June 12, 2016
Dear Andie & Nolan,
I am writing this letter as I keep checking in with you on the monitor while you sleep. We spent the day inside today. Usually in the mornings I am gently awoken by one of you, but this morning I rolled over to my phone beeping “Several people killed in Orlando night club, multiple more injured.” as a breaking news alert on my phone. My babies, today 50 people were killed and another 53 were injured because of a hate crime & terrorist attack.
You are 3 and 1.5 years old. In your short lives, there’s already been several mass shootings. Our world is plagued by words “terrorism” and “hate crimes” leading our headlines. 50 people died senselessly today and I refused to let the around the clock coverage plaster our television for you to see. You’re too young to understand or process these horrific images. I played CNN on my computer and kept checking in for updates. I felt sick. I kept staring at both of you, wondering if this world you’re growing up in will ever change.
As I hugged you both and held you through out the day, I thought of the parents, just like me, who held their babies years ago and have watched them grow into adults… being told their children are gone. I imagine they are desperately begging that this is all just a bad dream, that their babies haven’t actually left the earth. I can imagine they’re replaying these exact moments i’m experiencing with you now in their heads - nourishing, holding, rocking their baby, carefully holding their hand through adolescence and then setting them free into the world only for them to be ripped away. We briefly went out to pick up dinner tonight and I was thinking… how is life just going on around the world, “hello, how are you tonight?”, people just going about their business. This shooting today has deeply resonated with me. I’m furious. I’m sad. I feel helpless.
Just as much as this isn’t about me or you, it also is. My hope is that both of you will accept others for who they are regardless of who they love & spend their lives with. There is no “us” and “them”. There is “we”. We are all human with a desire to love and be loved. My hope is that by the time you are old enough to read and understand this letter, this hatred has passed and we have learned to coexist. But I am fearful things won’t change fast enough.
My wish is that both of you express your love. Tell people in your lives often how you feel, show them. If you have an instinct that someone is feeling lonely, or unloved, reach out to them. All humans have qualities worthy of being loved. Be the one to recognize it. Be kind. It’s something I am working on being better at every day.
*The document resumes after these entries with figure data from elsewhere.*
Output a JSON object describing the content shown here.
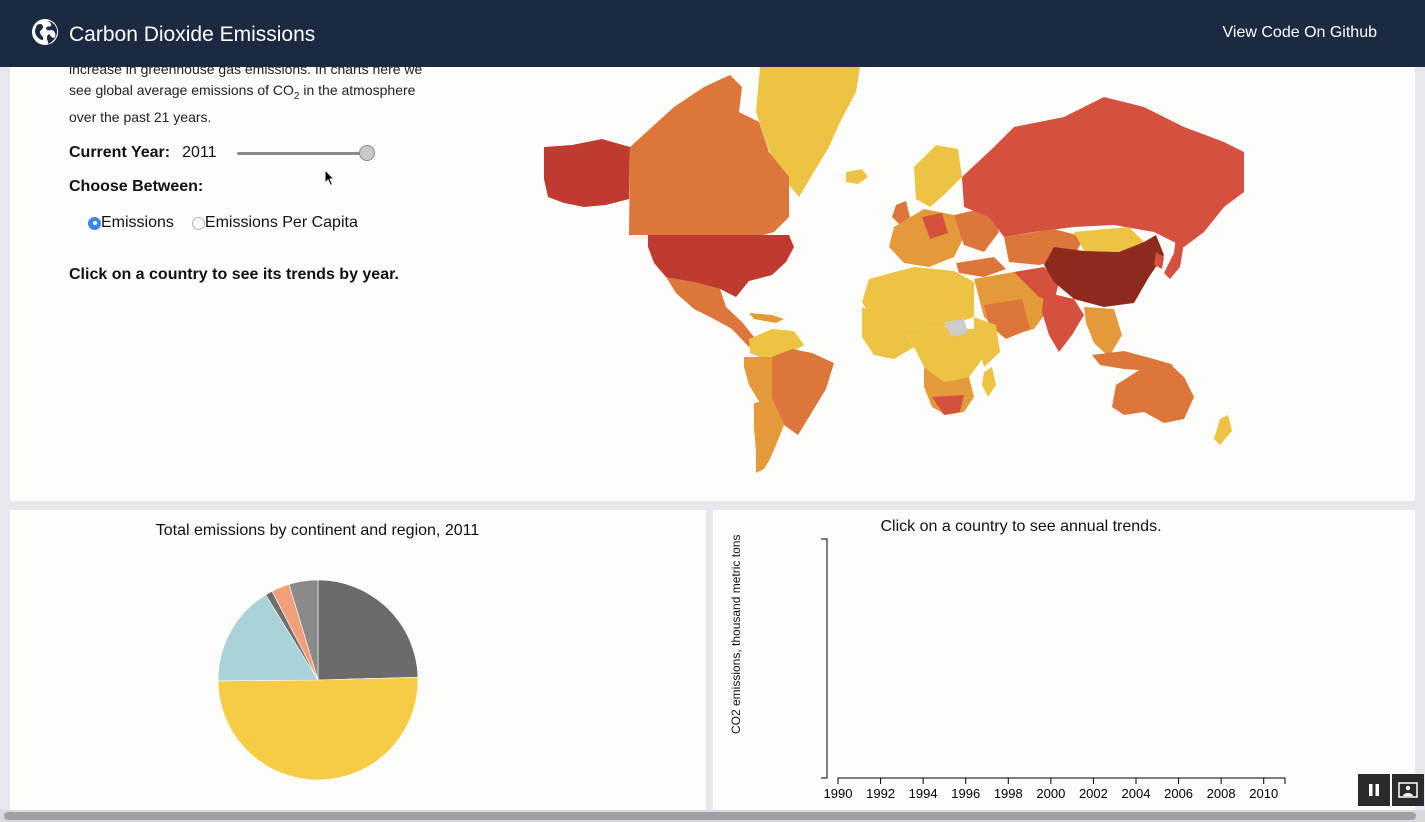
{
  "navbar": {
    "title": "Carbon Dioxide Emissions",
    "github_link": "View Code On Github",
    "icon": "globe-icon"
  },
  "sidebar": {
    "intro_line1": "increase in greenhouse gas emissions. In charts here we",
    "intro_line2_pre": "see global average emissions of CO",
    "intro_line2_sub": "2",
    "intro_line2_post": " in the atmosphere",
    "intro_line3": "over the past 21 years.",
    "year_label": "Current Year:",
    "year_value": "2011",
    "year_slider": {
      "min": 1990,
      "max": 2011,
      "value": 2011
    },
    "choose_label": "Choose Between:",
    "options": [
      "Emissions",
      "Emissions Per Capita"
    ],
    "selected_option": "Emissions",
    "click_note": "Click on a country to see its trends by year."
  },
  "colors": {
    "nav_bg": "#1b2a41",
    "radio_selected": "#3b88e8",
    "map_scale": [
      "#edc343",
      "#e59a3a",
      "#dc763a",
      "#d5503e",
      "#bf3b30",
      "#8e2a1c"
    ],
    "map_nodata": "#cccccc"
  },
  "pie": {
    "title": "Total emissions by continent and region, 2011"
  },
  "trend": {
    "title": "Click on a country to see annual trends.",
    "ylabel": "CO2 emissions, thousand metric tons"
  },
  "chart_data": [
    {
      "type": "pie",
      "title": "Total emissions by continent and region, 2011",
      "slices": [
        {
          "group": "gray",
          "color": "#6b6b69",
          "value": 21
        },
        {
          "group": "yellow",
          "color": "#f6cc47",
          "value": 43
        },
        {
          "group": "light-blue",
          "color": "#a9d3d9",
          "value": 14
        },
        {
          "group": "gray-dark",
          "color": "#6f6f6f",
          "value": 1
        },
        {
          "group": "orange",
          "color": "#f2a07b",
          "value": 2.5
        },
        {
          "group": "gray-small",
          "color": "#8a8a8a",
          "value": 4
        }
      ]
    },
    {
      "type": "line",
      "title": "Click on a country to see annual trends.",
      "ylabel": "CO2 emissions, thousand metric tons",
      "x_ticks": [
        "1990",
        "1992",
        "1994",
        "1996",
        "1998",
        "2000",
        "2002",
        "2004",
        "2006",
        "2008",
        "2010"
      ],
      "xlim": [
        1990,
        2011
      ],
      "series": []
    }
  ],
  "controls": {
    "pause_icon": "pause-icon",
    "screen_icon": "picture-in-picture-icon"
  }
}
I want you both to understand something. Even with the most horrific & awful tragedies, there are good people and I believe we, as a human race, are inherently good. I cried today as I saw hundreds of people lining up to donate much needed blood. I heard stories of heroic actions as strangers helped each other, lifted each other up, used the shirt off their back to help another’s wound, hugged and supported each other. Our nation’s first responders are facing war-like conditions when these tragedies unfold. They’re running in when I am not sure I would have the courage to do anything but run away. There is absolutely hope in this despair. There was one evil man today, but hundreds of heroes.
Andie & Nolan, my wish is that the senseless killing ends before either of you have the capacity to understand it’s happening. As I stared at your innocent little faces today, I wondered how anyone could have it in them to kill these people who were just out enjoying their freedom. I couldn’t help but put myself in the position of those parents, those sisters, brothers, friends, loved ones.
I love you so much and I wish I could keep you safely tucked in this cocoon of our home. But I know I can’t, and I hope I am gifted the blessing of watching you grow and live full and content lives.
As I go to bed tonight, I’m wishing I could do something to help ease the pain of so many suffering tonight. I hope they know I am standing with them, hurting for them, thinking of them, and sending my love.
It’s been a tragic day I will never forget. And when I think of today, I will think of us, in our jammies, safely tucked within the 4 walls of our home as I replayed the interviews and awful images and thought desperately about everyone’s lives who changed in a split second because of hate. May you both always empathize, support, encourage. There is love & courage buried under these disgusting acts of hate. Love always wins.